Kudos to an impassioned, cohesive ensemble of professional actors, including Paul Morella, Barbara Rappaport, Sean Fri, Tonya Beckman, Michael Tolaydo, Silas Gordon Brigham, who held a large audience captivated in the KC Theater Lab Monday evening at 5:30 p.m. Although the post-show discussion revealed audience confusion as to what message to take from the play, the actors’ impassioned delivery showed the direction Mr. Lerner is taking. With so many unanswered questions, maybe there are no answers.
- If I Hold My Tongue by Patricia Henley, directed by Lucinda Merry-Browne, for the Compass Rose Theater aroused a lively talk-back post-show in the beautifully cool, new Russian Lounge on Saturday, at 4:30 P.M. The characters are fictional but the playwright, Henley used direct quotes (“too good not to use,”) from her interviewing real women in a half-way house in a large metropolitan city.
If I Hold My Tongue opens September 17, 2015 at Compass Rose Theatre.
This two-acter, set in Fells Point, Baltimore, features Cici, an attractive, young prostitute, high on drugs, who finds connection with three others in a half-way house. All four needy women are drowning in their addictions. One woman describes participating “in dumpster diving” to survive financially deprived, risky situations. Cici worries about the losing custody of her three children, girls. It’s a moving moment when two of the women, reaching out, find emotional support with each other for a few moments in a place of darkness. Who will make it and get out?

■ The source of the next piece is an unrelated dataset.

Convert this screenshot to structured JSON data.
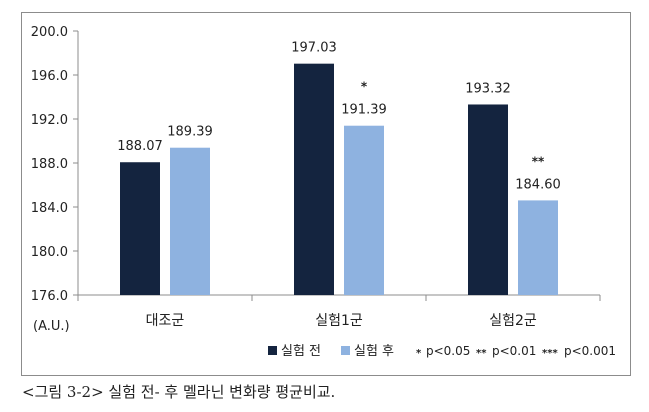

Judging from post-show feedback of, “Very realistic,” Henley hits a nerve and is right-on. Although one audience member remarked how he didn’t feel “desperation” in the actors performance, I disagreed strongly. I felt anxiety, even terror, not just for the individual women but for myself. These four prostitutes are drowning. They are all of us. They are thrashing around emotionally for survival. I felt it in the writing and in these performances. As women we feel so helpless, vulnerable. For example: one of the characters, Karen lands a job but is hit with the shock that her paycheck won’t cover her expenses. She cannot live on her own. She needs the half-way house.
- Pandemopium, by Connor Rohan, directed by Maya E. Roth, a product of Georgetown University Theater Dept. The earlier pandemonium outside from the skate-boarders on the KC plaza caught on inside the packed Terrace Gallery, at 8 p.m. for the 50 minute staged reading of Pandemopium. A production developed strictly through academic research from playwright Rohan, who never has visited or experienced Afghanistan first hand, but whose attempt to humanize an impossible political situation dealing with Afghani poppy cultivation, won the Donn B. Murphy One Acts Festival award in 2015.
Tightly and skillfully written, Connor’s mix of the tragic and comic elements make Pandemopium a winner, exposing the economic reasons for raising opium. Landowner Ashraf’s Afghani family has to farm opium illegally, for survival. Ultimately, a relative impersonates an opium trader; thus, adopt a Shakespearean-like disguise, to deal on the illegal market, in order to save the family farm from destruction by the Afghan Army. Ashraf puts his family at risk in harm’s way, in order to support them. The characters show us how impoverished farmers cannot make a living any other way. The play is filled with pain-filled, ironic humor, a humanizing experience.
The 14th annual Page-to-Stage festival was held at The Kennedy Center for the Performing Arts, September 5 – 7, 2015.